How One Man’s 1970s Childhood Became A Work Of Immersive Art

A visitor examines personal artifacts in the interactive exhibit "Memory in a Void," filled with Joe Dulude II's childhood memories. Photo credit of Matthew Cavanaugh

A visitor examines personal artifacts in the interactive exhibit “Memory in a Void,” filled with Joe Dulude II’s childhood memories.

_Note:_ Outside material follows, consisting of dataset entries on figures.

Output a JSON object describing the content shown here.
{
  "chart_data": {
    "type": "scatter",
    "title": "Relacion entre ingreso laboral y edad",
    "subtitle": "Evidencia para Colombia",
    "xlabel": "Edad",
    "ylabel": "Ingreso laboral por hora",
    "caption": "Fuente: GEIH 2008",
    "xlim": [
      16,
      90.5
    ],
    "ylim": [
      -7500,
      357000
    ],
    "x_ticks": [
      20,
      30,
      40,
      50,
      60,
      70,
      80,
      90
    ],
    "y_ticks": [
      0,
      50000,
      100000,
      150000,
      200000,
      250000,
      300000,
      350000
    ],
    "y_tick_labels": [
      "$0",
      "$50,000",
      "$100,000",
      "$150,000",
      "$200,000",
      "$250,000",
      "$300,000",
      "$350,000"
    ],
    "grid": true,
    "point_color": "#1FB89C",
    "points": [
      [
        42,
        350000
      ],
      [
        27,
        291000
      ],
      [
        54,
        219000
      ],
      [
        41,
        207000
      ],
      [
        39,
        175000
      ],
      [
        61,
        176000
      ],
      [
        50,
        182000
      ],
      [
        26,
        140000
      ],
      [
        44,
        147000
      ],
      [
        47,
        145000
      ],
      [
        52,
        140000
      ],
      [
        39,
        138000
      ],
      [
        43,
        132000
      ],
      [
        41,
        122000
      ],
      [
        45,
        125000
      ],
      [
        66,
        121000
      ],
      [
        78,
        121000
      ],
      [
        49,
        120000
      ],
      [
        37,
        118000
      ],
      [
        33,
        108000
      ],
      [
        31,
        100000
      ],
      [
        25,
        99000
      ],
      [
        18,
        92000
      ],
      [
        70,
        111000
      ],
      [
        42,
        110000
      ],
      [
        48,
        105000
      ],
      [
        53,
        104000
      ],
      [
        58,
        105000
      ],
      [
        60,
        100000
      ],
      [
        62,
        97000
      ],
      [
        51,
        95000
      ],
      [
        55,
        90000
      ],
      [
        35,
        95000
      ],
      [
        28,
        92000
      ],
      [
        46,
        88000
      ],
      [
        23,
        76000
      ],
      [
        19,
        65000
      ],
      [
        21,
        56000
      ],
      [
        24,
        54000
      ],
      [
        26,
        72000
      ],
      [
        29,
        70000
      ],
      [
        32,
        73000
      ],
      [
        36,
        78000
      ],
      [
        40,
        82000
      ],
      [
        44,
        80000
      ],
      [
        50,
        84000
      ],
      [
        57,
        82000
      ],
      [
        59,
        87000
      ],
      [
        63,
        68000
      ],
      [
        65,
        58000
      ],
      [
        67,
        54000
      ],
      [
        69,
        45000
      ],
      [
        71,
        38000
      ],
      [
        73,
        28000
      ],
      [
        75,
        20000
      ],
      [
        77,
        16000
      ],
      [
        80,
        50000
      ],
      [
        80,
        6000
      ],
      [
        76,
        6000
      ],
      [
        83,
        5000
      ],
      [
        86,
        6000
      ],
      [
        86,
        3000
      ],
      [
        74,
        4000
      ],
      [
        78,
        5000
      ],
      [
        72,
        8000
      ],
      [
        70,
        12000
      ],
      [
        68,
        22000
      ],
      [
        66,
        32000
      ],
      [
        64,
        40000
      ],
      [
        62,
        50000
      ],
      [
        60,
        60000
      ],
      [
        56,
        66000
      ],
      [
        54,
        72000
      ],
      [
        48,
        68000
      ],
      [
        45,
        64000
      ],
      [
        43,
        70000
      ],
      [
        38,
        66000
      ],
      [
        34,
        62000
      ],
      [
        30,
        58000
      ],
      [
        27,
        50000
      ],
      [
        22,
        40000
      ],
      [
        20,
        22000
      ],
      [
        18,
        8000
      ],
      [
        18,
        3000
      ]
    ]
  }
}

Photo credit of Matthew Cavanaugh

A recent immersive exhibit in Turners Falls, Massachusetts, included the option to eat potato chips and watch TV — and it was all part of the art.

Artist Joe Dulude II recreated his childhood living room for all to see — and touch, and feel — in the back room of a store.

“These are all the things I had from the ’70s — like my Fisher-Price record player,” Dulude said. “I used to listen to this Little Golden Book, ‘Tawny Scrawny Lion.'”

The record player was among a dozen or so items viewers were invited to play, and listen to, and to pick up in Dulude’s exhibit, “Memory in a Void” — dolls, eight-track tapes and a player, a model space ship he built with his father, and a GAF View-Master.

A cassette player and some old tapes were also on a bookshelf. When they were kids, Dulude and his brother used to interview each other and impersonate others.